Reza Shahabi, a member of the Board of Directors of the Syndicate of Workers of Tehran and its Suburbs Bus Company labor union, was arrested on June 12, 2010. According to reports, he was severely beaten during interrogations, leading to spinal injuries which required medical treatment. Shahabi underwent neck surgery last summer, but was transferred back to prison only a few days after the surgery. During an earlier interview, Shahabi’s wife told the Campaign that he was transferred to the hospital for a checkup only once after his surgery, and that during the recent months he has lost sensation in his feet and fingers and is experiencing severe pain in his neck and back.
Following repeated requests by his family, the labor activist was finally transferred to the hospital for an examination on December 15. The doctors ordered an MRI for him, but before he could be taken for the procedure, the prison guards accompanying him physically and verbally abused him and returned him to prison. In protest of this incident and his inhumane conditions, Shahabi refused to take his medication anymore, and two days later he also embarked on a hunger strike.
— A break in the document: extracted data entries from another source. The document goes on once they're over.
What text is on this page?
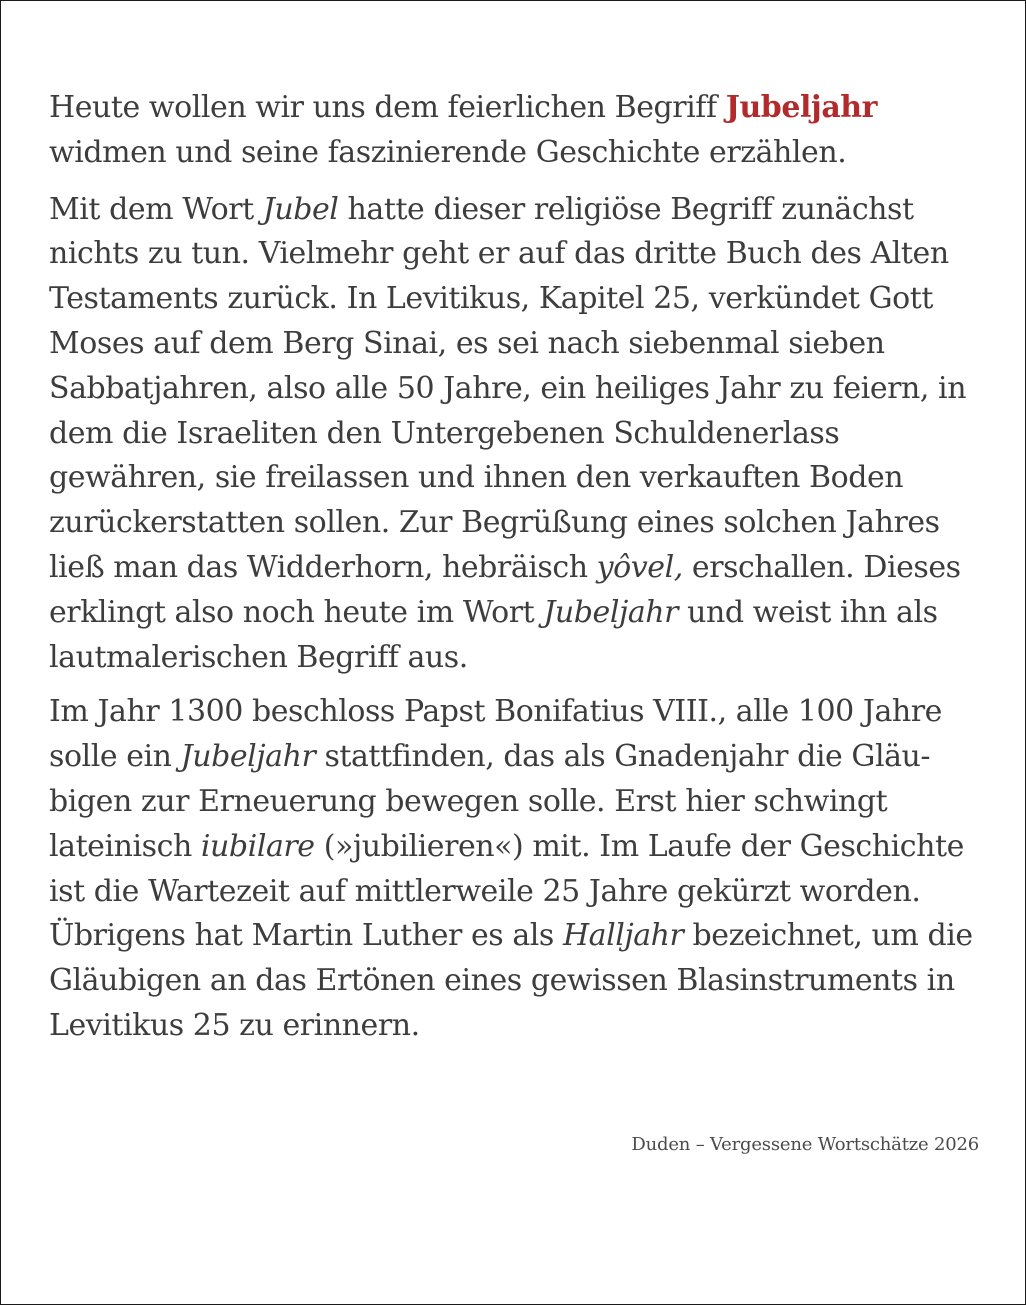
Heute wollen wir uns dem feierlichen Begriff Jubeljahr
widmen und seine faszinierende Geschichte erzählen.

Mit dem Wort Jubel hatte dieser religiöse Begriff zunächst nichts zu tun. Vielmehr geht er auf das dritte Buch des Alten Testaments zurück. In Levitikus, Kapitel 25, verkündet Gott Moses auf dem Berg Sinai, es sei nach siebenmal sieben Sabbatjahren, also alle 50 Jahre, ein heiliges Jahr zu feiern, in dem die Israeliten den Untergebenen Schuldenerlass gewähren, sie freilassen und ihnen den verkauften Boden zurückerstatten sollen. Zur Begrüßung eines solchen Jahres ließ man das Widderhorn, hebräisch yôvel, erschallen. Dieses erklingt also noch heute im Wort Jubeljahr und weist ihn als lautmalerischen Begriff aus.

Im Jahr 1300 beschloss Papst Bonifatius VIII., alle 100 Jahre solle ein Jubeljahr stattfinden, das als Gnadenjahr die Gläubigen zur Erneuerung bewegen solle. Erst hier schwingt lateinisch iubilare (»jubilieren«) mit. Im Laufe der Geschichte ist die Wartezeit auf mittlerweile 25 Jahre gekürzt worden. Übrigens hat Martin Luther es als Halljahr bezeichnet, um die Gläubigen an das Ertönen eines gewissen Blasinstruments in Levitikus 25 zu erinnern.

Duden – Vergessene Wortschätze 2026
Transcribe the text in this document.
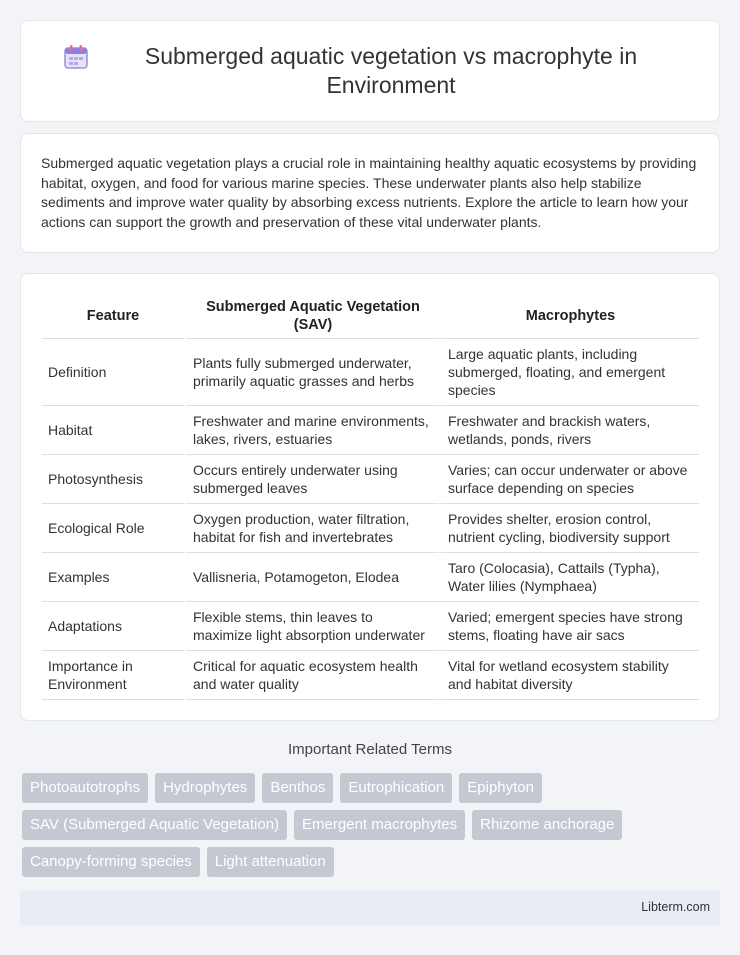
Submerged aquatic vegetation vs macrophyte in Environment

Submerged aquatic vegetation plays a crucial role in maintaining healthy aquatic ecosystems by providing habitat, oxygen, and food for various marine species. These underwater plants also help stabilize sediments and improve water quality by absorbing excess nutrients. Explore the article to learn how your actions can support the growth and preservation of these vital underwater plants.

Feature	Submerged Aquatic Vegetation (SAV)	Macrophytes
Definition	Plants fully submerged underwater, primarily aquatic grasses and herbs	Large aquatic plants, including submerged, floating, and emergent species
Habitat	Freshwater and marine environments, lakes, rivers, estuaries	Freshwater and brackish waters, wetlands, ponds, rivers
Photosynthesis	Occurs entirely underwater using submerged leaves	Varies; can occur underwater or above surface depending on species
Ecological Role	Oxygen production, water filtration, habitat for fish and invertebrates	Provides shelter, erosion control, nutrient cycling, biodiversity support
Examples	Vallisneria, Potamogeton, Elodea	Taro (Colocasia), Cattails (Typha), Water lilies (Nymphaea)
Adaptations	Flexible stems, thin leaves to maximize light absorption underwater	Varied; emergent species have strong stems, floating have air sacs
Importance in Environment	Critical for aquatic ecosystem health and water quality	Vital for wetland ecosystem stability and habitat diversity
Important Related Terms
Photoautotrophs	Hydrophytes	Benthos	Eutrophication	Epiphyton
SAV (Submerged Aquatic Vegetation)	Emergent macrophytes	Rhizome anchorage
Canopy-forming species	Light attenuation
Libterm.com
“I would like to ask the Head of the Judiciary and the Tehran Prosecutor to allow my husband medical furlough, so that he can come and seek treatment. I have no other requests. If my husband is not treated, he runs the risk of paralysis,” Robabeh Rezaei told the Campaign.
Rezaei told the Campaign that her husband is so exhausted and demoralized by his present conditions, he no longer cares whether he lives or dies. “Reza told me last Monday during our visit that he is not going to break his hunger strike until he receives medical furlough,” Rezaei added.
Reza Shahabi was informed on April 14 that he was sentenced to a total of six years in prison on charges of “propaganda against the regime” (one year) and “assembly and collusion against national security” (five years), as well as five years’ ban on social activities. Currently he is being held at Evin Prison’s Ward 350.